Telus Corporation (TSX:T)(NYSE:TU) has been flat for two years now. It’s been difficult for the company to breakout recently because defensive stocks have become less favourable with the average investor. Sure, interest rates are expected to rise at a faster rate under President Trump, and cyclical stocks could see the most upside in the medium term, but that doesn’t mean you should dump all your solid defensive stocks like Telus.
I would recommend being a contrarian and scooping up shares of defensive names like Telus because they’re on sale right now, and defensive stocks will inevitably become favourable again once the bullishness fades. Although the bull still has legs, we’re in the late stages of a very old bull market. The next phase will involve a move back into defensive names, and by then, defensive stocks will be trading at a premium, not at a discount as they are right now.
Terrific customer service will keep retention rates high
Telus has the best customer-retention rates thanks to its top-notch customer-satisfaction initiatives, which I believe is overlooked by many investors. There’s no question that it can be a very frustrating experience as a customer to call your wireless or internet service provider regarding a problem. The customer service team at Telus is doing everything in its power to keep its customers happy; they have the freedom to offer perks as an apology for an outage, slowdowns, or any other issue that is bound to happen in the telecom business.
Sure, the cost of the perks will add up, but if you take a step back and look at the big picture, the small price of the perks actually results in higher customer loyalty, and the customer will be more likely to sign another contract down the road. The low customer churn rates make Telus one of the most solid blue-chip dividend-growth stocks in the market today.
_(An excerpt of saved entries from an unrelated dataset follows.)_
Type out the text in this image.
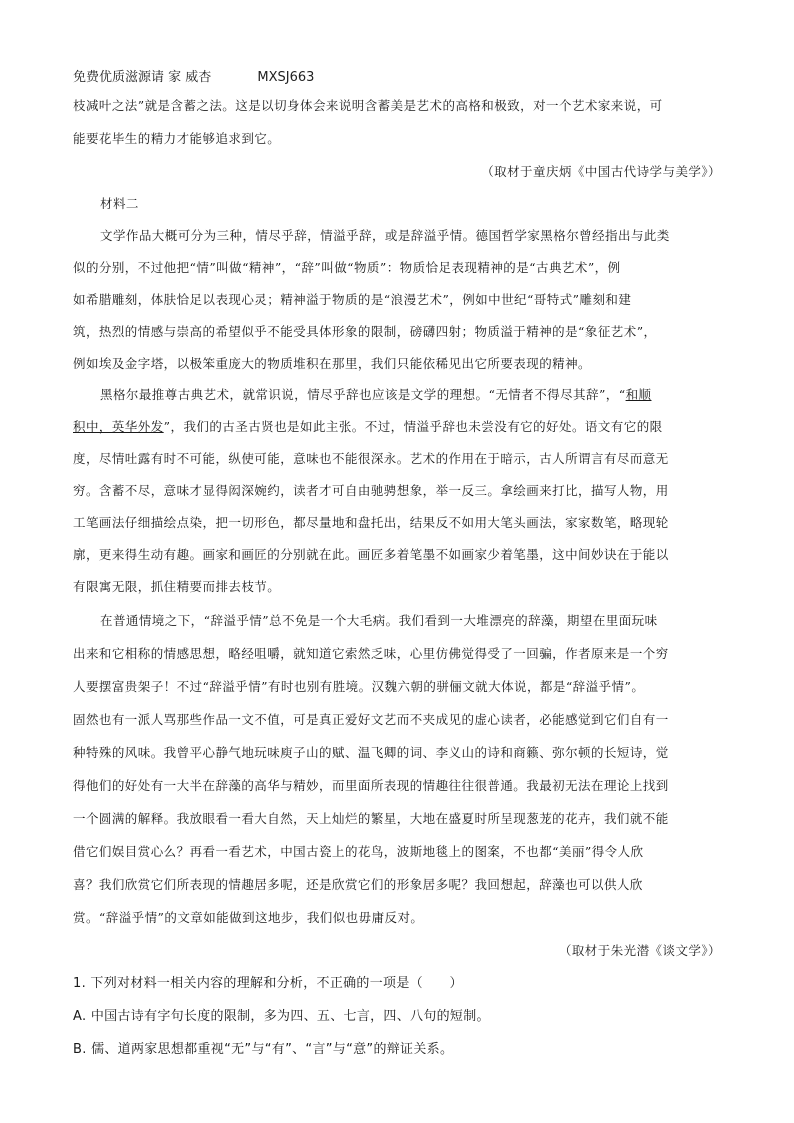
免费优质滋源请 家 威杏	MXSJ663
枝减叶之法”就是含蓄之法。这是以切身体会来说明含蓄美是艺术的高格和极致，对一个艺术家来说，可
能要花毕生的精力才能够追求到它。
（取材于童庆炳《中国古代诗学与美学》）
材料二
文学作品大概可分为三种，情尽乎辞，情溢乎辞，或是辞溢乎情。德国哲学家黑格尔曾经指出与此类
似的分别，不过他把“情”叫做“精神”，“辞”叫做“物质”：物质恰足表现精神的是“古典艺术”，例
如希腊雕刻，体肤恰足以表现心灵；精神溢于物质的是“浪漫艺术”，例如中世纪“哥特式”雕刻和建
筑，热烈的情感与崇高的希望似乎不能受具体形象的限制，磅礴四射；物质溢于精神的是“象征艺术”，
例如埃及金字塔，以极笨重庞大的物质堆积在那里，我们只能依稀见出它所要表现的精神。
黑格尔最推尊古典艺术，就常识说，情尽乎辞也应该是文学的理想。“无情者不得尽其辞”，“和顺
积中，英华外发”，我们的古圣古贤也是如此主张。不过，情溢乎辞也未尝没有它的好处。语文有它的限
度，尽情吐露有时不可能，纵使可能，意味也不能很深永。艺术的作用在于暗示，古人所谓言有尽而意无
穷。含蓄不尽，意味才显得闳深婉约，读者才可自由驰骋想象，举一反三。拿绘画来打比，描写人物，用
工笔画法仔细描绘点染，把一切形色，都尽量地和盘托出，结果反不如用大笔头画法，家家数笔，略现轮
廓，更来得生动有趣。画家和画匠的分别就在此。画匠多着笔墨不如画家少着笔墨，这中间妙诀在于能以
有限寓无限，抓住精要而排去枝节。
在普通情境之下，“辞溢乎情”总不免是一个大毛病。我们看到一大堆漂亮的辞藻，期望在里面玩味
出来和它相称的情感思想，略经咀嚼，就知道它索然乏味，心里仿佛觉得受了一回骗，作者原来是一个穷
人要摆富贵架子！不过“辞溢乎情”有时也别有胜境。汉魏六朝的骈俪文就大体说，都是“辞溢乎情”。
固然也有一派人骂那些作品一文不值，可是真正爱好文艺而不夹成见的虚心读者，必能感觉到它们自有一
种特殊的风味。我曾平心静气地玩味庾子山的赋、温飞卿的词、李义山的诗和商籁、弥尔顿的长短诗，觉
得他们的好处有一大半在辞藻的高华与精妙，而里面所表现的情趣往往很普通。我最初无法在理论上找到
一个圆满的解释。我放眼看一看大自然，天上灿烂的繁星，大地在盛夏时所呈现葱茏的花卉，我们就不能
借它们娱目赏心么？再看一看艺术，中国古瓷上的花鸟，波斯地毯上的图案，不也都“美丽”得令人欣
喜？我们欣赏它们所表现的情趣居多呢，还是欣赏它们的形象居多呢？我回想起，辞藻也可以供人欣
赏。“辞溢乎情”的文章如能做到这地步，我们似也毋庸反对。
（取材于朱光潜《谈文学》）
1. 下列对材料一相关内容的理解和分析，不正确的一项是（　　）
A. 中国古诗有字句长度的限制，多为四、五、七言，四、八句的短制。
B. 儒、道两家思想都重视“无”与“有”、“言”与“意”的辩证关系。
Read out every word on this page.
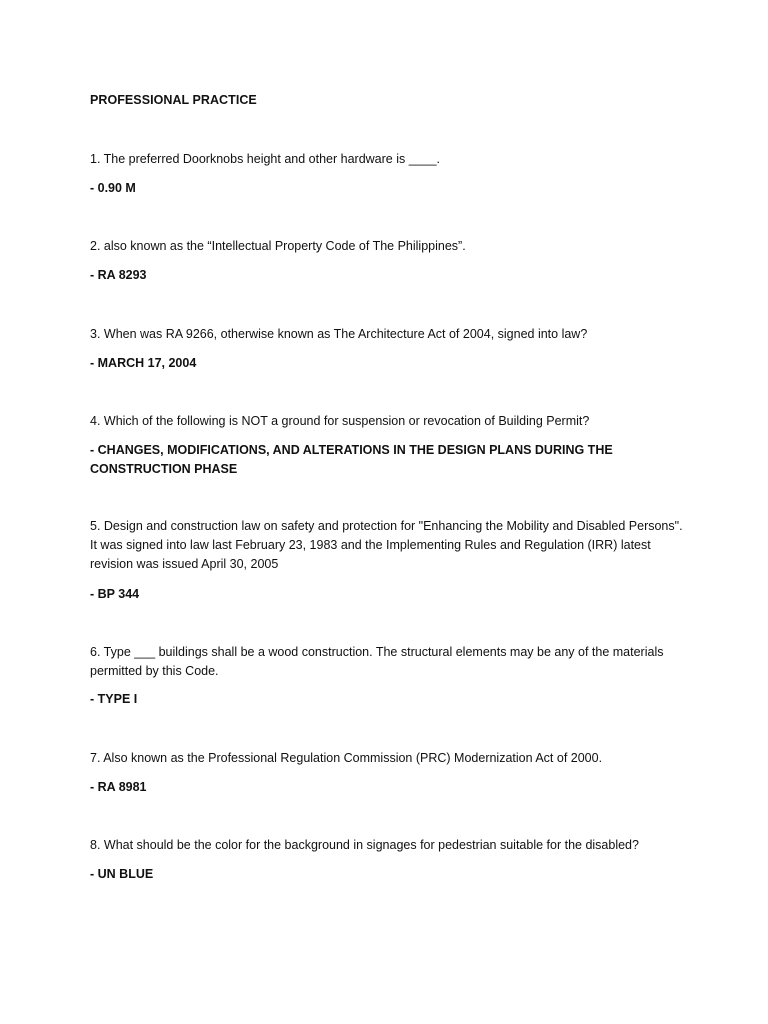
PROFESSIONAL PRACTICE
1. The preferred Doorknobs height and other hardware is ____.
- 0.90 M
2. also known as the “Intellectual Property Code of The Philippines”.
- RA 8293
3. When was RA 9266, otherwise known as The Architecture Act of 2004, signed into law?
- MARCH 17, 2004
4. Which of the following is NOT a ground for suspension or revocation of Building Permit?
- CHANGES, MODIFICATIONS, AND ALTERATIONS IN THE DESIGN PLANS DURING THE CONSTRUCTION PHASE
5. Design and construction law on safety and protection for "Enhancing the Mobility and Disabled Persons". It was signed into law last February 23, 1983 and the Implementing Rules and Regulation (IRR) latest revision was issued April 30, 2005
- BP 344
6. Type ___ buildings shall be a wood construction. The structural elements may be any of the materials permitted by this Code.
- TYPE I
7. Also known as the Professional Regulation Commission (PRC) Modernization Act of 2000.
- RA 8981
8. What should be the color for the background in signages for pedestrian suitable for the disabled?
- UN BLUE
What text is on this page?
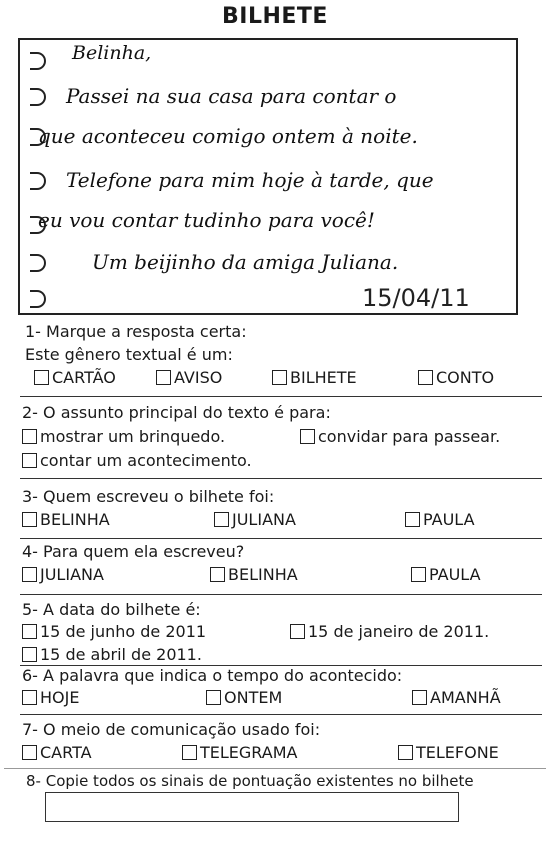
BILHETE
Belinha,
Passei na sua casa para contar o
que aconteceu comigo ontem à noite.
Telefone para mim hoje à tarde, que
eu vou contar tudinho para você!
Um beijinho da amiga Juliana.
15/04/11
1- Marque a resposta certa:
Este gênero textual é um:
CARTÃO	AVISO	BILHETE	CONTO
2- O assunto principal do texto é para:
mostrar um brinquedo.	convidar para passear.
contar um acontecimento.
3- Quem escreveu o bilhete foi:
BELINHA	JULIANA	PAULA
4- Para quem ela escreveu?
JULIANA	BELINHA	PAULA
5- A data do bilhete é:
15 de junho de 2011	15 de janeiro de 2011.
15 de abril de 2011.
6- A palavra que indica o tempo do acontecido:
HOJE	ONTEM	AMANHÃ
7- O meio de comunicação usado foi:
CARTA	TELEGRAMA	TELEFONE
8- Copie todos os sinais de pontuação existentes no bilhete
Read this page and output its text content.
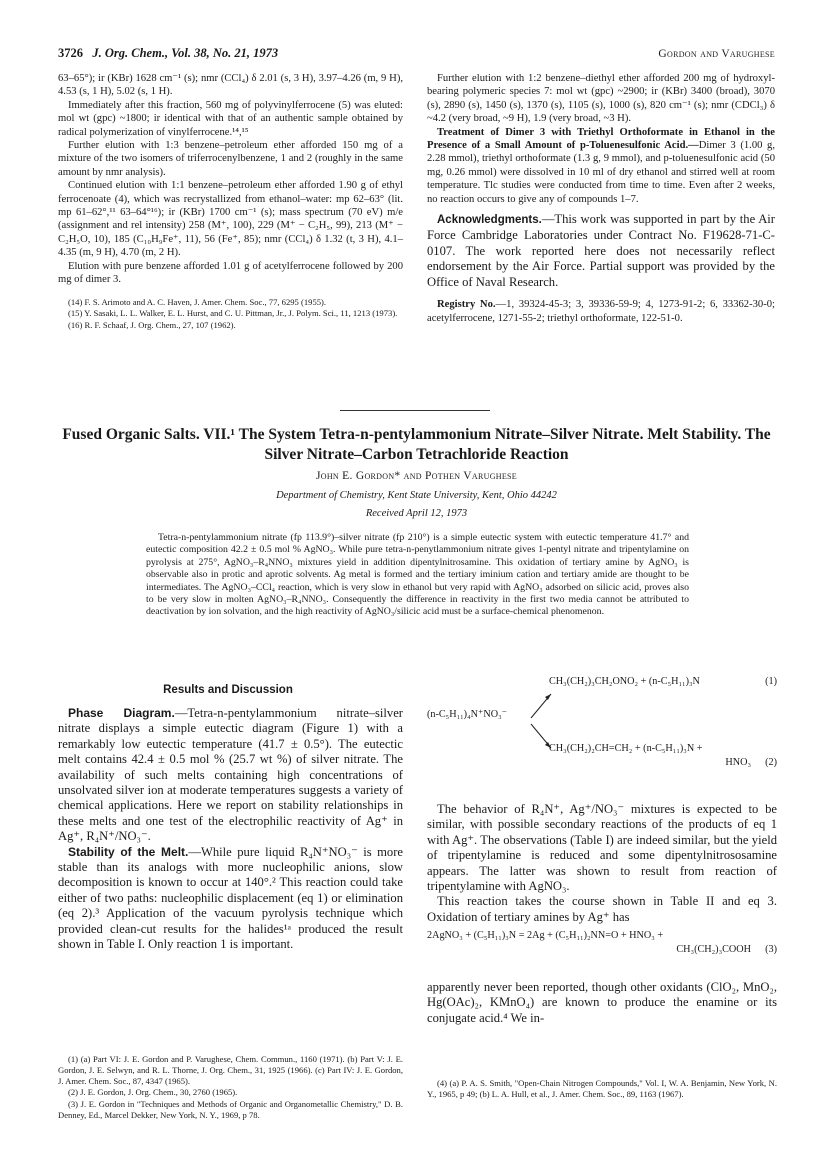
3726 J. Org. Chem., Vol. 38, No. 21, 1973	Gordon and Varughese

63–65°); ir (KBr) 1628 cm⁻¹ (s); nmr (CCl₄) δ 2.01 (s, 3 H), 3.97–4.26 (m, 9 H), 4.53 (s, 1 H), 5.02 (s, 1 H).

Immediately after this fraction, 560 mg of polyvinylferrocene (5) was eluted: mol wt (gpc) ~1800; ir identical with that of an authentic sample obtained by radical polymerization of vinylferrocene.¹⁴,¹⁵

Further elution with 1:3 benzene–petroleum ether afforded 150 mg of a mixture of the two isomers of triferrocenylbenzene, 1 and 2 (roughly in the same amount by nmr analysis).

Continued elution with 1:1 benzene–petroleum ether afforded 1.90 g of ethyl ferrocenoate (4), which was recrystallized from ethanol–water: mp 62–63° (lit. mp 61–62°,¹¹ 63–64°¹⁶); ir (KBr) 1700 cm⁻¹ (s); mass spectrum (70 eV) m/e (assignment and rel intensity) 258 (M⁺, 100), 229 (M⁺ − C₂H₅, 99), 213 (M⁺ − C₂H₅O, 10), 185 (C₁₀H₉Fe⁺, 11), 56 (Fe⁺, 85); nmr (CCl₄) δ 1.32 (t, 3 H), 4.1–4.35 (m, 9 H), 4.70 (m, 2 H).

Elution with pure benzene afforded 1.01 g of acetylferrocene followed by 200 mg of dimer 3.

(14) F. S. Arimoto and A. C. Haven, J. Amer. Chem. Soc., 77, 6295 (1955).

(15) Y. Sasaki, L. L. Walker, E. L. Hurst, and C. U. Pittman, Jr., J. Polym. Sci., 11, 1213 (1973).

(16) R. F. Schaaf, J. Org. Chem., 27, 107 (1962).

Further elution with 1:2 benzene–diethyl ether afforded 200 mg of hydroxyl-bearing polymeric species 7: mol wt (gpc) ~2900; ir (KBr) 3400 (broad), 3070 (s), 2890 (s), 1450 (s), 1370 (s), 1105 (s), 1000 (s), 820 cm⁻¹ (s); nmr (CDCl₃) δ ~4.2 (very broad, ~9 H), 1.9 (very broad, ~3 H).

Treatment of Dimer 3 with Triethyl Orthoformate in Ethanol in the Presence of a Small Amount of p-Toluenesulfonic Acid.—Dimer 3 (1.00 g, 2.28 mmol), triethyl orthoformate (1.3 g, 9 mmol), and p-toluenesulfonic acid (50 mg, 0.26 mmol) were dissolved in 10 ml of dry ethanol and stirred well at room temperature. Tlc studies were conducted from time to time. Even after 2 weeks, no reaction occurs to give any of compounds 1–7.

Acknowledgments.—This work was supported in part by the Air Force Cambridge Laboratories under Contract No. F19628-71-C-0107. The work reported here does not necessarily reflect endorsement by the Air Force. Partial support was provided by the Office of Naval Research.

Registry No.—1, 39324-45-3; 3, 39336-59-9; 4, 1273-91-2; 6, 33362-30-0; acetylferrocene, 1271-55-2; triethyl orthoformate, 122-51-0.

Fused Organic Salts. VII.¹ The System Tetra-n-pentylammonium Nitrate–Silver Nitrate. Melt Stability. The Silver Nitrate–Carbon Tetrachloride Reaction
John E. Gordon* and Pothen Varughese
Department of Chemistry, Kent State University, Kent, Ohio 44242
Received April 12, 1973

Tetra-n-pentylammonium nitrate (fp 113.9°)–silver nitrate (fp 210°) is a simple eutectic system with eutectic temperature 41.7° and eutectic composition 42.2 ± 0.5 mol % AgNO₃. While pure tetra-n-penytlammonium nitrate gives 1-pentyl nitrate and tripentylamine on pyrolysis at 275°, AgNO₃–R₄NNO₃ mixtures yield in addition dipentylnitrosamine. This oxidation of tertiary amine by AgNO₃ is observable also in protic and aprotic solvents. Ag metal is formed and the tertiary iminium cation and tertiary amide are thought to be intermediates. The AgNO₃–CCl₄ reaction, which is very slow in ethanol but very rapid with AgNO₃ adsorbed on silicic acid, proves also to be very slow in molten AgNO₃–R₄NNO₃. Consequently the difference in reactivity in the first two media cannot be attributed to deactivation by ion solvation, and the high reactivity of AgNO₃/silicic acid must be a surface-chemical phenomenon.

Results and Discussion

Phase Diagram.—Tetra-n-pentylammonium nitrate–silver nitrate displays a simple eutectic diagram (Figure 1) with a remarkably low eutectic temperature (41.7 ± 0.5°). The eutectic melt contains 42.4 ± 0.5 mol % (25.7 wt %) of silver nitrate. The availability of such melts containing high concentrations of unsolvated silver ion at moderate temperatures suggests a variety of chemical applications. Here we report on stability relationships in these melts and one test of the electrophilic reactivity of Ag⁺ in Ag⁺, R₄N⁺/NO₃⁻.

Stability of the Melt.—While pure liquid R₄N⁺NO₃⁻ is more stable than its analogs with more nucleophilic anions, slow decomposition is known to occur at 140°.² This reaction could take either of two paths: nucleophilic displacement (eq 1) or elimination (eq 2).³ Application of the vacuum pyrolysis technique which provided clean-cut results for the halides¹ᵃ produced the result shown in Table I. Only reaction 1 is important.

(1) (a) Part VI: J. E. Gordon and P. Varughese, Chem. Commun., 1160 (1971). (b) Part V: J. E. Gordon, J. E. Selwyn, and R. L. Thorne, J. Org. Chem., 31, 1925 (1966). (c) Part IV: J. E. Gordon, J. Amer. Chem. Soc., 87, 4347 (1965).

(2) J. E. Gordon, J. Org. Chem., 30, 2760 (1965).

(3) J. E. Gordon in "Techniques and Methods of Organic and Organometallic Chemistry," D. B. Denney, Ed., Marcel Dekker, New York, N. Y., 1969, p 78.

(n-C₅H₁₁)₄N⁺NO₃⁻
CH₃(CH₂)₃CH₂ONO₂ + (n-C₅H₁₁)₃N	(1)
CH₃(CH₂)₂CH=CH₂ + (n-C₅H₁₁)₃N +
HNO₃ (2)

The behavior of R₄N⁺, Ag⁺/NO₃⁻ mixtures is expected to be similar, with possible secondary reactions of the products of eq 1 with Ag⁺. The observations (Table I) are indeed similar, but the yield of tripentylamine is reduced and some dipentylnitrososamine appears. The latter was shown to result from reaction of tripentylamine with AgNO₃.

This reaction takes the course shown in Table II and eq 3. Oxidation of tertiary amines by Ag⁺ has

2AgNO₃ + (C₅H₁₁)₃N = 2Ag + (C₅H₁₁)₂NN=O + HNO₃ +
CH₃(CH₂)₃COOH (3)

apparently never been reported, though other oxidants (ClO₂, MnO₂, Hg(OAc)₂, KMnO₄) are known to produce the enamine or its conjugate acid.⁴ We in-

(4) (a) P. A. S. Smith, "Open-Chain Nitrogen Compounds," Vol. I, W. A. Benjamin, New York, N. Y., 1965, p 49; (b) L. A. Hull, et al., J. Amer. Chem. Soc., 89, 1163 (1967).
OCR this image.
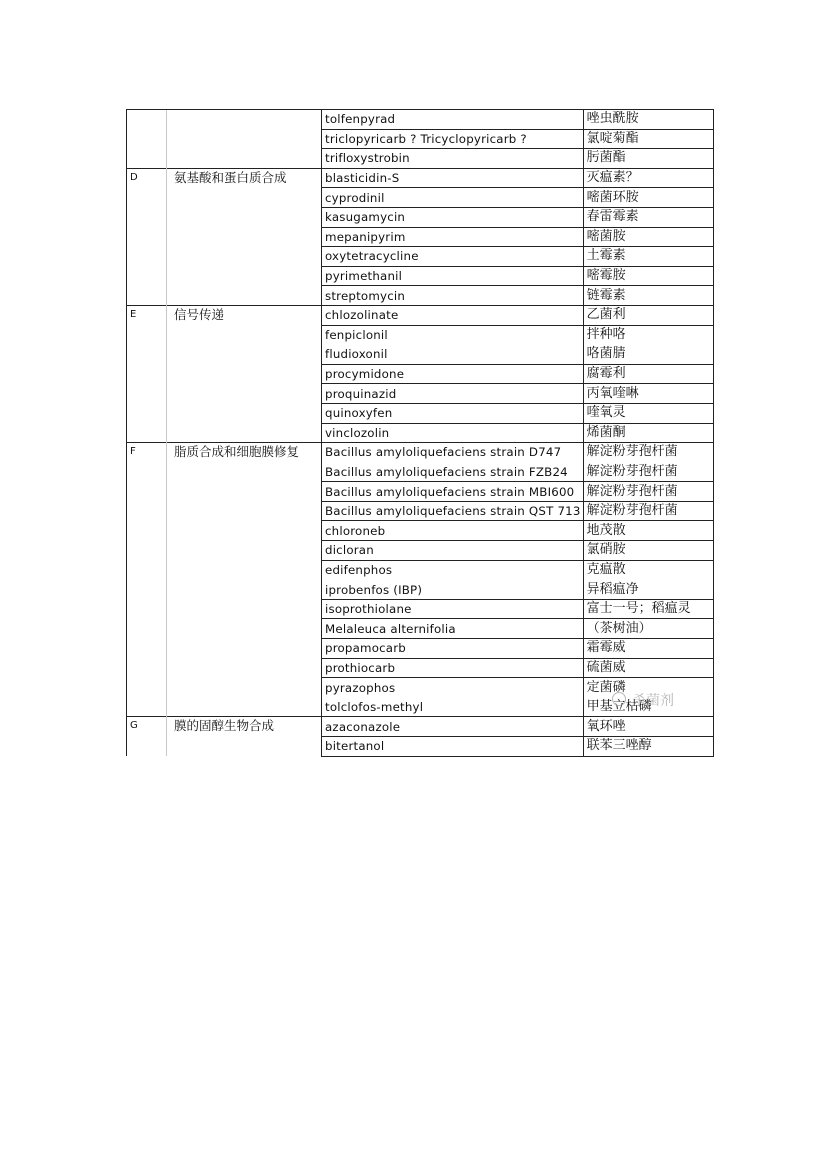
		tolfenpyrad	唑虫酰胺
		triclopyricarb ? Tricyclopyricarb ?	氯啶菊酯
		trifloxystrobin	肟菌酯
D	氨基酸和蛋白质合成	blasticidin-S	灭瘟素？
		cyprodinil	嘧菌环胺
		kasugamycin	春雷霉素
		mepanipyrim	嘧菌胺
		oxytetracycline	土霉素
		pyrimethanil	嘧霉胺
		streptomycin	链霉素
E	信号传递	chlozolinate	乙菌利
		fenpiclonil	拌种咯
		fludioxonil	咯菌腈
		procymidone	腐霉利
		proquinazid	丙氧喹啉
		quinoxyfen	喹氧灵
		vinclozolin	烯菌酮
F	脂质合成和细胞膜修复	Bacillus amyloliquefaciens strain D747	解淀粉芽孢杆菌
		Bacillus amyloliquefaciens strain FZB24	解淀粉芽孢杆菌
		Bacillus amyloliquefaciens strain MBI600	解淀粉芽孢杆菌
		Bacillus amyloliquefaciens strain QST 713	解淀粉芽孢杆菌
		chloroneb	地茂散
		dicloran	氯硝胺
		edifenphos	克瘟散
		iprobenfos (IBP)	异稻瘟净
		isoprothiolane	富士一号；稻瘟灵
		Melaleuca alternifolia	（茶树油）
		propamocarb	霜霉威
		prothiocarb	硫菌威
		pyrazophos	定菌磷
		tolclofos-methyl	甲基立枯磷
G	膜的固醇生物合成	azaconazole	氧环唑
		bitertanol	联苯三唑醇
杀菌剂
Shaw Communication Inc. (TSX:SJR.B)(NYSE:SJR)’s wireless segment, Freedom Mobile is set to be the fourth major player in the Canadian telecom scene. The company will threaten to steal a huge chunk from the Big Three’s customer bases, and it will be interesting to see how Telus holds up. Freedom Mobile’s goal is to have the perfect balance between affordability and reliability, and I think it will be a serious threat to the Big Three over the next few years.
Telus’s high customer-satisfaction results and high retention rates will allow the company to weather the storm that is Freedom Mobile’s entrance into the Canadian telecom scene. Although many believe Telus’s customer base may be the most at risk of losing customers, I would argue that it’s the least at risk because of its industry-leading customer service, which I believe will serve as a small moat in over the medium term. This moat isn’t impenetrable, but I think it’s enough to give it an edge over its peers in the Big Three.
The stock currently offers a juicy 4.5% dividend yield which will grow by leaps and bounds over the next few years. If you’re looking to play defence, then you should strongly consider adding shares of Telus to your portfolio today.